5. Disease Aspect of Erysiphe:
Erysiphe is the causal agent of powdery mildew disease. The disease does not kill the host plant but it is reduced in vigour owing to constant loss of food. There is reduced yield and reduction in normal plumpiness of the Kernel.
The disease appears on the aerial parts of the plant as white mildewy patches. At a later stage cleistothecia are visible as black specks over the white mycelial felt.
Baenziger and Kilpatrick (1979) reported that yield losses caused by powdery mildew of wheat (Triticium aestivum) can be as high as 45 percent. This is attributed to the decrease in the photosynthetic activity of the leaf tissue as a result of the death of the mesophyll cells adjacent to the epidermal cells containing functional haustoria.
Last (1962) reported that the infected barley plants showed reduced yield, grain size and number of tillers. The root growth was reduced more than shoot growth. These harmful effects are attributed to increased respiration and decreased photosynthetic activity which result in deprivation to host of necessary metabolites for normal growth.
According to many workers, overwintering takes place in the cleistothecial stage. Mundkar (1949) reported that the disease perpetuates through the dormant mycelium. According to Walker (1969), the parasite overwinters as a mycelial mat. The cleistothecia appear to him of secondary importance in overwintering.
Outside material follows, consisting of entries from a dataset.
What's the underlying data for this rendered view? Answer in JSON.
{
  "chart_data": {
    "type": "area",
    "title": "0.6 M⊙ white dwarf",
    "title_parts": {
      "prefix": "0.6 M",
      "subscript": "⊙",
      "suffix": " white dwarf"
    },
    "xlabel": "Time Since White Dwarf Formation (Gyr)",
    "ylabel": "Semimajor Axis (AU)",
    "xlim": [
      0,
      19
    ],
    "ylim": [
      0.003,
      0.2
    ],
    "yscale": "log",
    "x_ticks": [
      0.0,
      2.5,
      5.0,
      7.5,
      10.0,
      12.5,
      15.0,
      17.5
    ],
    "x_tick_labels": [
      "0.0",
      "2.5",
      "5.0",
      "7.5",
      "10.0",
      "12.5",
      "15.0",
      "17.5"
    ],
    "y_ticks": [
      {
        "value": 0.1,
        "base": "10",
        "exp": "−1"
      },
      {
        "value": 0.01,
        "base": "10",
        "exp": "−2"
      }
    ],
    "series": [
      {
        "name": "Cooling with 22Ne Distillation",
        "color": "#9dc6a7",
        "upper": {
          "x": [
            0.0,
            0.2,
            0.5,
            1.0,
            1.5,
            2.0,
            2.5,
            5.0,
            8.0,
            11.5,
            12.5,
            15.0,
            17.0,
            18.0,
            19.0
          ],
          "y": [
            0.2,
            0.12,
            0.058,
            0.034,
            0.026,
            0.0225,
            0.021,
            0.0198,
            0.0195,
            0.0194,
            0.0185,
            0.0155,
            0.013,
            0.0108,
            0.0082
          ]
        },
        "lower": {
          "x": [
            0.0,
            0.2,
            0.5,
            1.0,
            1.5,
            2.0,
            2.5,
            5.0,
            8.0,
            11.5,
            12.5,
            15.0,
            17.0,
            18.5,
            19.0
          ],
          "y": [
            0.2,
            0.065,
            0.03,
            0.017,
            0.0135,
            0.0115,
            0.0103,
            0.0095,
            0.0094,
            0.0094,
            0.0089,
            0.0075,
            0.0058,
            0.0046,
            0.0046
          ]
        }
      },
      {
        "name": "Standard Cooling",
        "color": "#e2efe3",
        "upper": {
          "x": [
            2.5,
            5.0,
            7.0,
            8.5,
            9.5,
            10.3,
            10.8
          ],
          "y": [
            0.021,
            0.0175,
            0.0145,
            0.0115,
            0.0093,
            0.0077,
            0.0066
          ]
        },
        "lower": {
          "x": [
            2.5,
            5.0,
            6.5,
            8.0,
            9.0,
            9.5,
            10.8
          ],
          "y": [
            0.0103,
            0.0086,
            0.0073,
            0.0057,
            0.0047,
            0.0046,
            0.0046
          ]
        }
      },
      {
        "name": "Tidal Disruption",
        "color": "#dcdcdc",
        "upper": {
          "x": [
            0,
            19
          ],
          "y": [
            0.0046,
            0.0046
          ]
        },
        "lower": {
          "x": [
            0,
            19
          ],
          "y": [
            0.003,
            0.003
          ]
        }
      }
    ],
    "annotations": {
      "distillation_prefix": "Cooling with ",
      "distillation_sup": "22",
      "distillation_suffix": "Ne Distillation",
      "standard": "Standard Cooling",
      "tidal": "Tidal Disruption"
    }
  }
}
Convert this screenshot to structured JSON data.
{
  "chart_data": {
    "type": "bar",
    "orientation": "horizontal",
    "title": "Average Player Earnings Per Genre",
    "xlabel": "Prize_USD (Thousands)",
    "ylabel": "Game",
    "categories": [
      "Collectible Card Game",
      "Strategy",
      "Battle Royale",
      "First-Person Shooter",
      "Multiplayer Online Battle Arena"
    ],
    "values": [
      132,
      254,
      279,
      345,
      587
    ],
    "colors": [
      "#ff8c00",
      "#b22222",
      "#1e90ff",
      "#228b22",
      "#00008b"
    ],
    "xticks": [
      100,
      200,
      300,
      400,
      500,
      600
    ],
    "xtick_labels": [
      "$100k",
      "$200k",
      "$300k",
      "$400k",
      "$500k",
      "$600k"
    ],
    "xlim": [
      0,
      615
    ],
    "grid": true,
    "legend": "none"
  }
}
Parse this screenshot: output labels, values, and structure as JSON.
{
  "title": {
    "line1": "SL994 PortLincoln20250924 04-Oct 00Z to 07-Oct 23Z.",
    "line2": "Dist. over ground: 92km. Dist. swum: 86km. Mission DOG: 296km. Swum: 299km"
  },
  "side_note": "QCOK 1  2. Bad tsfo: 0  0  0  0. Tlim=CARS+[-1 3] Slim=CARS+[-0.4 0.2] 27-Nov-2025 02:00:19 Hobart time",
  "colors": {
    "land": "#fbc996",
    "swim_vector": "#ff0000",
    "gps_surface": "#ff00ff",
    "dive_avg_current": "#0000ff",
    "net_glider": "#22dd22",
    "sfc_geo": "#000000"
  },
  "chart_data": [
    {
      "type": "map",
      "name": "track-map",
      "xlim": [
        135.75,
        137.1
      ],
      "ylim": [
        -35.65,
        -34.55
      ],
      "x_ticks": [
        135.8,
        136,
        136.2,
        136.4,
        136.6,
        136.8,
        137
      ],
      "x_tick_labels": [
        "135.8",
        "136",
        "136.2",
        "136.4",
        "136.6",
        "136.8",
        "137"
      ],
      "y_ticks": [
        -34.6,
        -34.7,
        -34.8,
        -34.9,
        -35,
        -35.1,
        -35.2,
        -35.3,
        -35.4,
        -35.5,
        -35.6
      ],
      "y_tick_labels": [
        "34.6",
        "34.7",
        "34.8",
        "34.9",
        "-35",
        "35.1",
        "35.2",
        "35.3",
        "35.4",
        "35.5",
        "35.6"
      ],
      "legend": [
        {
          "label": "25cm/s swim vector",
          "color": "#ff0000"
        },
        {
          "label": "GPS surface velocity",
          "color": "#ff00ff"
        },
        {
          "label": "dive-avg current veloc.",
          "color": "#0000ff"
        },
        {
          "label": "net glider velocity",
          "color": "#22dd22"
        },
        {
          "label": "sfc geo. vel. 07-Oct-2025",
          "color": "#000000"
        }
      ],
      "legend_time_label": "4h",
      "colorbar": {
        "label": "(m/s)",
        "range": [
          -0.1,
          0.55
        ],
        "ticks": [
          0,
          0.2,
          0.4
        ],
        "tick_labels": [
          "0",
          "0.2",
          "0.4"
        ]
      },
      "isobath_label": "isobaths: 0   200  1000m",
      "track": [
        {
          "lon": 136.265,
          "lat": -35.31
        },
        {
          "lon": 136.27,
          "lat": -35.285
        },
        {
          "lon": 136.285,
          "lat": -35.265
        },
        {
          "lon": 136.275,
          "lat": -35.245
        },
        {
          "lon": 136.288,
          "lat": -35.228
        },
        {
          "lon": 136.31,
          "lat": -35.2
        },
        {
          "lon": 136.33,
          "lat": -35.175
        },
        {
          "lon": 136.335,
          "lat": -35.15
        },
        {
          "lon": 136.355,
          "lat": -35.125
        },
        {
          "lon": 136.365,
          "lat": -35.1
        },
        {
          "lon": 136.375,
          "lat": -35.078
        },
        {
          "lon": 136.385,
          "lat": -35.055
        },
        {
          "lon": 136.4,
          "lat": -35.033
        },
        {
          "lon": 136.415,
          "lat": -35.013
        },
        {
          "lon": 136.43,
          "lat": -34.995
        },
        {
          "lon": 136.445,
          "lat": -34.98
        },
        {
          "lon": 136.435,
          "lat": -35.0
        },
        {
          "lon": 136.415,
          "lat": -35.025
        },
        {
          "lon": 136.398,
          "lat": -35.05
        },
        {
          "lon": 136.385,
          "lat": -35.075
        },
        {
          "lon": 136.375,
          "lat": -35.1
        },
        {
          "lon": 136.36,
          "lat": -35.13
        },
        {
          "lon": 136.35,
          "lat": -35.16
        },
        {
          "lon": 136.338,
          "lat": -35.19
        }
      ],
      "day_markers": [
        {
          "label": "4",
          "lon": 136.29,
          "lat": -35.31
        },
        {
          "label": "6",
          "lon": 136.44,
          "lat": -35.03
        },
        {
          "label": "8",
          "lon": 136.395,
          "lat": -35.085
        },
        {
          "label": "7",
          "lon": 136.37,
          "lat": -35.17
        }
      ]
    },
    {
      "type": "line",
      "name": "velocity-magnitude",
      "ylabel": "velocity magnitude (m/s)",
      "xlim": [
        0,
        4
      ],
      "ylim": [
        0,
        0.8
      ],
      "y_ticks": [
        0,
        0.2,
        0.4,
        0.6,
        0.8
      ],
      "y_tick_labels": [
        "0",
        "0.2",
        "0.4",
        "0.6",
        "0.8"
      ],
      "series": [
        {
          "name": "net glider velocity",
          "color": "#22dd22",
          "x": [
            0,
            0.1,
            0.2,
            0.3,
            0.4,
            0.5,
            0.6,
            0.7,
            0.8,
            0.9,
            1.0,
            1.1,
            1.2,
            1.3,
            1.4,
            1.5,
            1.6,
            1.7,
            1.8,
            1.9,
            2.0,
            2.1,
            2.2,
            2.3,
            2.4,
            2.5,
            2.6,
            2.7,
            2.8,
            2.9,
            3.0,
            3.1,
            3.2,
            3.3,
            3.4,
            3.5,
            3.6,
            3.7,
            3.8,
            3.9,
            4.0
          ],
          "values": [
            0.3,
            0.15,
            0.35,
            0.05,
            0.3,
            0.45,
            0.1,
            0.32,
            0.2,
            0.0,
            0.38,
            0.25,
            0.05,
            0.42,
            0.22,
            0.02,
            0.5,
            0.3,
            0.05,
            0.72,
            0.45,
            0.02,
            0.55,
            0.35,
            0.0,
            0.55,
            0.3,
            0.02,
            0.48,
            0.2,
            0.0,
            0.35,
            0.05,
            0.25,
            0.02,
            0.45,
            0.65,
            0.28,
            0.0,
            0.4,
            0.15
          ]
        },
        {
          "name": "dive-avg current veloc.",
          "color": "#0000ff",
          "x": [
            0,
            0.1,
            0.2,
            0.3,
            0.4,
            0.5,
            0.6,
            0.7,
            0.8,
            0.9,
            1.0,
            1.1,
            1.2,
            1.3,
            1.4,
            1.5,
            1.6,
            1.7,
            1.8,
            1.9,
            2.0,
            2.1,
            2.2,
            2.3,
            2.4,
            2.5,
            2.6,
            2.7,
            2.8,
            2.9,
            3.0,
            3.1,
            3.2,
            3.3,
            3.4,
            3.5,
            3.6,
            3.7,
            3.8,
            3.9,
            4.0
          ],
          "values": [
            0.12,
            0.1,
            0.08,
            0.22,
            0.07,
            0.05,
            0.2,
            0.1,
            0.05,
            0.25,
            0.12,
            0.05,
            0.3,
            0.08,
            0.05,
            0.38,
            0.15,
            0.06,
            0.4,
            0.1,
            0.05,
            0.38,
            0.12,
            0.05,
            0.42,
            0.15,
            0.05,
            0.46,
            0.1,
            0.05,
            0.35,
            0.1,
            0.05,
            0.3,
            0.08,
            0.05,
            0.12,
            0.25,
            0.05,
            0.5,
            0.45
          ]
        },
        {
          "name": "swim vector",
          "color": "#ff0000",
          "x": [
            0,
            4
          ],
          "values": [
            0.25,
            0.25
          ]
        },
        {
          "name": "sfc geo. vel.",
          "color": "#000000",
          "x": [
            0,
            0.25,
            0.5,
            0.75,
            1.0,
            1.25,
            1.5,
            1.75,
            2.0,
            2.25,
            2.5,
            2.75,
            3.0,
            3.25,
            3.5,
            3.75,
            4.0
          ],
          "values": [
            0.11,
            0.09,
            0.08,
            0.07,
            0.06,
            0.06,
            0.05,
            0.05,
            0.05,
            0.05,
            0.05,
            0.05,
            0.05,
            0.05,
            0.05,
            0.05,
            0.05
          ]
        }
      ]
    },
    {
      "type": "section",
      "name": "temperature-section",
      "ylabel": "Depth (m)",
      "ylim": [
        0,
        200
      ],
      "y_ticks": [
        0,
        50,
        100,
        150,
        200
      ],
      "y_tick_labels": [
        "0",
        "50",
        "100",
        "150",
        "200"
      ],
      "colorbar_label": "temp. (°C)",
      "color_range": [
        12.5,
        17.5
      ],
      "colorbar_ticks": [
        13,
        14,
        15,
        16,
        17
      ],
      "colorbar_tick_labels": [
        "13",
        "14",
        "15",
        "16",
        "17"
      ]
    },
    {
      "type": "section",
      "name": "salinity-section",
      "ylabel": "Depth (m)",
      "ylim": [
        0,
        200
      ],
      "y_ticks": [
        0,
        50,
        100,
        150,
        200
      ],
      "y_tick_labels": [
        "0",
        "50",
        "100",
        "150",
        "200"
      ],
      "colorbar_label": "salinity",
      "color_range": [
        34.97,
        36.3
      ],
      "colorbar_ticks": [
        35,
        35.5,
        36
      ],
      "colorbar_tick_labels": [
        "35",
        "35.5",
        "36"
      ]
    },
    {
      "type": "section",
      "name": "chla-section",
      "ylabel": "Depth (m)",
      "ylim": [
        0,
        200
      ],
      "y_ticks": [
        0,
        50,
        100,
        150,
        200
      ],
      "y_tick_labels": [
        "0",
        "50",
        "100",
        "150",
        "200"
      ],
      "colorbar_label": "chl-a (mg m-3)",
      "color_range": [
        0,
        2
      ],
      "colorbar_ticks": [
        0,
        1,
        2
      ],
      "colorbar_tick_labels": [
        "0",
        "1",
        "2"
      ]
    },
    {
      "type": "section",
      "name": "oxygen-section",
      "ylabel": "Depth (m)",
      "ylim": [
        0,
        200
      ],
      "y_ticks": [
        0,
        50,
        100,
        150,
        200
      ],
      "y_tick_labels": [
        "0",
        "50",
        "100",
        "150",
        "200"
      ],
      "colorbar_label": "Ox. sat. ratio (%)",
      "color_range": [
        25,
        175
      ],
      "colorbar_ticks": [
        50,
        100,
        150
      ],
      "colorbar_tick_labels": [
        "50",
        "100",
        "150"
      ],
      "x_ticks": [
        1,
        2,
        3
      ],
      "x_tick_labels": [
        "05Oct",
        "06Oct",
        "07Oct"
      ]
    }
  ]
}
There is evidence to show that the mycelium in some species of powdery mildews may overwinter in the dormant buds of perennial host plants. Yarwood (1957) is of the opinion that in warm climates the powdery mildews do not form cleistothecia. They perpetuate themselves by means of conidia. This view appears to be more plausible.
Sowing resistant varieties of crop plants provides the best control of the disease. Rogueing of the diseased plants and burning them in the field is important. Dusting the crop with sulphur dust or spraying with karathane is effective in controlling the disease.
Powers (1958) reported that the antibiotic Anisomycin is effective to eradicate powdery mildew disease on wheat leaves. It is effective primarily by direct contact in the form of sprays.